花想然會意,鳳月看了看天色,算著花想然該回去了,把自己頭發上的發帶解了下來遞給他,對上花想然疑惑的眼神,鳳月又從驚雨手裏接過信封擱到花想然的手裏,方才開口,“花姐姐,回去把發帶和信封交給蕭蕭,這幾天,上京和皇城裏,也該添點柴,加點火才好。”

鳳月的眼眸裏面,慢慢的都是打著小算盤的精光,不知道這丫頭有在算計著什麽,但花想然知道,這必然不會是什麽好事兒,這上京怕是又要有一番動蕩風波了,嘆息了一聲,花想然應承下來,接著信封和發帶。

趕回鳳府的時候,鳳簫正埋首在書房內,花想然把鳳月交代的話一五一十的說了,想起鳳月交給自己的東西,那發帶上還染著血,他留了個心眼,只說是鳳月昨日臨走前,特意交代下來的。

“老大果然有一手!”鳳簫把公文往旁邊一推,整個人都興奮的站了起來。

“相爺,您別高興的太早,早前傍晚的時候,有人送了這個和一封信來。
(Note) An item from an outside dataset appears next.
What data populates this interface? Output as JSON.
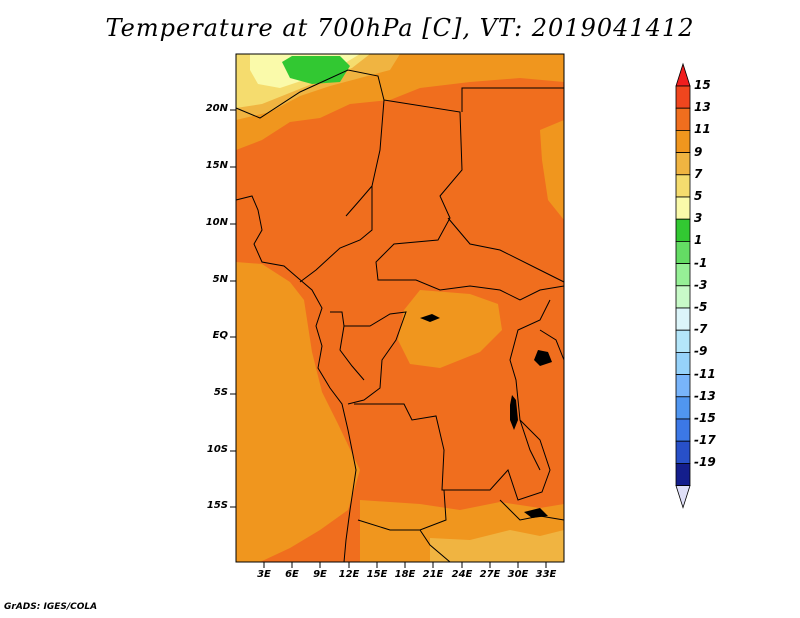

”花想然趁著鳳簫正開心的時候,當頭給他破了一盆冷水。

粉色的發帶,上面還纏著兩個秀氣的銀質小鈴鐺,緞帶的尾端還繡著一個秀氣的“鳳”字,不是鳳月的還能是誰的?

粉嫩嫩的色調上,斑駁的紅格外的刺目,鳳簫頓時間有一種不詳的預感,他趕緊的搶過花想然手上的信封,麻溜的拆開來看,他整個人都不淡定了,立馬差了身邊的暗衛統領風銘去把鳳月身邊的人找來。

不消半會子的功夫,風樓領著五個手下進門來,花想然不得不佩服起風樓的速度來,被鳳月折騰了一下午,晚上還比自己晚走,竟然已經回府了。

“相爺,您找我們。”風樓拱手朝著鳳簫行禮。

鳳簫見到來人是風樓,有些傻眼了,“風樓,你不是應該在老大那邊嗎?”

“相爺,昨兒晚上,攝政王說,他的府邸不養閑人,攝政王府的人自然可以保護主子周全,就命屬下等回來了,王爺開口,我們也不好不遵從,主子身懷絕技,一般不會有事,我們才回來的。”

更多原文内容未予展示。